Eventsourcing Patterns: Forgettable Payloads

Store the sensitive payload of an event in a separate store to control access and removal.

By Mathias Verraes
Published on 13 May 2019



Forgettable Payloads

Store the sensitive payload of an event in a separate store to control access and removal.

Problem

An Event Store is an append-only chronological database of Domain Events, so ideally we never remove any event or event data. This poses a problem when data needs to be deleted, for example after a customer invokes their right to be forgotten under the GDPR.

A different problem (with a similar solution) exists when the events in the Event Store are emitted to outside consumers, but some events contain some information that must remain private to the producer.

Solution

(Note: the second problem can also be solved using Explicit Public Events or Segregated Event Layers.)

Remove the sensitive information from the definition of the event. Instead, store that information in a separate (logical) database. In the event, store a reference or URL that points to the payload’s location in the database.

Consumers still receive the events, but to read the sensitive data, they need to query the payload database. Tightly control the access to that database, so that only consumers with the right permissions can read the sensitive information. Consumers without access, can still depend on the rest of the event’s non-sensitive payload.

When a deletion request is received, remove the payload from the payload database, and leave the events in the Event Store untouched. Consumers that query the payload, get no result for a deleted payload, and show a blank instead.

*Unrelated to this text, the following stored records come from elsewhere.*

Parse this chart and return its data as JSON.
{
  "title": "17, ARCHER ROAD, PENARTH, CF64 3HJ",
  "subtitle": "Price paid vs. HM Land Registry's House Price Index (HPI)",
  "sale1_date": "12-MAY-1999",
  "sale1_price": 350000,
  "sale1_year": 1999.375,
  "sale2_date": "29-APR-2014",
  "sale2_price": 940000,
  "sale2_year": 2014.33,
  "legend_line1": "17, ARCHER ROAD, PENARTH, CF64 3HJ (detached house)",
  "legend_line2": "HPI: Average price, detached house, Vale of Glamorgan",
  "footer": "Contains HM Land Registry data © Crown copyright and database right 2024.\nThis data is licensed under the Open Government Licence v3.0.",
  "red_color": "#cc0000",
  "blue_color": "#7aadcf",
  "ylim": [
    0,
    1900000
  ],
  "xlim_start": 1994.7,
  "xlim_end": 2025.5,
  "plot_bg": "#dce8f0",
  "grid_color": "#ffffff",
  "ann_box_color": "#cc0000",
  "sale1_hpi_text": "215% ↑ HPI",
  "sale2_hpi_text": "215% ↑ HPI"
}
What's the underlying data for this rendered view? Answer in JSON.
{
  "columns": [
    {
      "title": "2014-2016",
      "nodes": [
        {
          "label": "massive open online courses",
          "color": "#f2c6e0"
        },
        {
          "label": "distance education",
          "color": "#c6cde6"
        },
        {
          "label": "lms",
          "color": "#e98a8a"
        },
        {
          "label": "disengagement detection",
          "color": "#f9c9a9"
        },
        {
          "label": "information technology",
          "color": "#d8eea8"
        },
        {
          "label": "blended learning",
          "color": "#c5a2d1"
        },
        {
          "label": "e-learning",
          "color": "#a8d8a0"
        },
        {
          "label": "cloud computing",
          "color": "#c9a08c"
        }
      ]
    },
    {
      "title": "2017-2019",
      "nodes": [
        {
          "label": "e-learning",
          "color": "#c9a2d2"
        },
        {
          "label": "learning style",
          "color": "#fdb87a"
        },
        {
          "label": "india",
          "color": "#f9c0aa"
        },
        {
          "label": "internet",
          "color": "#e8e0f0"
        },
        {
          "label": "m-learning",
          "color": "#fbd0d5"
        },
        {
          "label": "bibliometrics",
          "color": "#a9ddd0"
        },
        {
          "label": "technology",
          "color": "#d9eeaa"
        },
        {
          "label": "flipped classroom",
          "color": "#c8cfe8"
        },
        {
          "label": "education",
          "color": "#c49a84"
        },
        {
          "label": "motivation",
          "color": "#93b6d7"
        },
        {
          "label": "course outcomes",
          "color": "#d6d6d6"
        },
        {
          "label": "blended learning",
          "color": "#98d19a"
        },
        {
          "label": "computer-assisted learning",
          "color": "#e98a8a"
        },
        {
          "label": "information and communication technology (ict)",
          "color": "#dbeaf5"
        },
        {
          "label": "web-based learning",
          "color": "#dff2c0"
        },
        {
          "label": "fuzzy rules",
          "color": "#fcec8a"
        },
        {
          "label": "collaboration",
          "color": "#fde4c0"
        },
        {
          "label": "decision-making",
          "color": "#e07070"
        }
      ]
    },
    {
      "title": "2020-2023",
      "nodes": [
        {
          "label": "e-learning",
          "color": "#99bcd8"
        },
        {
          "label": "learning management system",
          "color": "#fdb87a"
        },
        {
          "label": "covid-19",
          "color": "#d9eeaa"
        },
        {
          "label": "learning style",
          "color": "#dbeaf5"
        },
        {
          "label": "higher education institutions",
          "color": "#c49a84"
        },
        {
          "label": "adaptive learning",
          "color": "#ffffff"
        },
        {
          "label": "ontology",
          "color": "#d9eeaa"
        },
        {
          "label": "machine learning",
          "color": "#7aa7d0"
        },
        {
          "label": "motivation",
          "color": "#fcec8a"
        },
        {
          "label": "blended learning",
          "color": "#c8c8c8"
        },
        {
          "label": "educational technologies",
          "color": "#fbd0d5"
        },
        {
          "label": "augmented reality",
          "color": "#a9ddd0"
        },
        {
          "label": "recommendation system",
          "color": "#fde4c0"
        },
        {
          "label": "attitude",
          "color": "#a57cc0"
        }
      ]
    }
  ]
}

Instead of deleting the payloads, they can also be replaced with a John Doe; that is, a set of fake data to substitute the real data.

Example

Original event:

CustomerHasSignedUp {
    customerId: 123,
    name: "Isaac Newton",
    organisation: "Trinity College, Cambridge",
    birthday: 1643-01-04,
    hobbies: "Physics",
    signedUpOn: 2019-05-13
    status: "Premium member"
}

Redesigned event:

CustomerHasSignedUp {
    customerId: 123,
    personalData: "example.com/personalData/789"
    signedUpOn: 2019-05-13
    status: "Premium member"
}

Body of example.com/personalData/789:

{
    personalDataId: 789,
    customerId: 123,
    name: "Isaac Newton",
    organisation: "Trinity College, Cambridge",
    birthday: 1643-01-04,
    hobbies: "Physics",
}

After a removal request: 

{
    personalDataId: 789,
    customerId: 123,
    name: "John Doe",
    organisation: "(removed under GDPR removal request #456)",
    birthday: null,
    hobbies: "(removed under GDPR removal request #456)"
}

Weaknesses

The Forgettable Payloads pattern requires to maintain a separate storage, so it breaks the concept of an Event Store as the Single Source of Truth in an eventsourced system. Consumers of the events can now no longer depend on the events alone. Instead, after receiving an event, they need to query the payload database. This increases coupling and complexity.

A second weakness is that a consumer might receive the event, query the sensitive payload, and then store that information locally When a delete request arrives, the consumer also needs to remove its local copy. This problem is not unique to eventsourcing, but there’s an elegant solution: the producer emits a GDPRDeletionWasRequested {customerId}, and the consumers react to it. A good habit is to never store the sensitive payloads, and make sure consumers always query the payload database.

Finally, sometimes a person can be identified not only through personal information, but through the associations and relations with other information. Say Alice exchanges messages with both Bob and Charlie. Alice requests a deletion and becomes Jane Doe in our records. We don’t know who Jane Doe is, but we now that Jane Doe is a friend of both Bob and Charlie. The Forgettable Payloads pattern offers no solution here.

Alternatives

The Crypto-Shredding pattern is an alternative solution to the Forgettable Payloads pattern.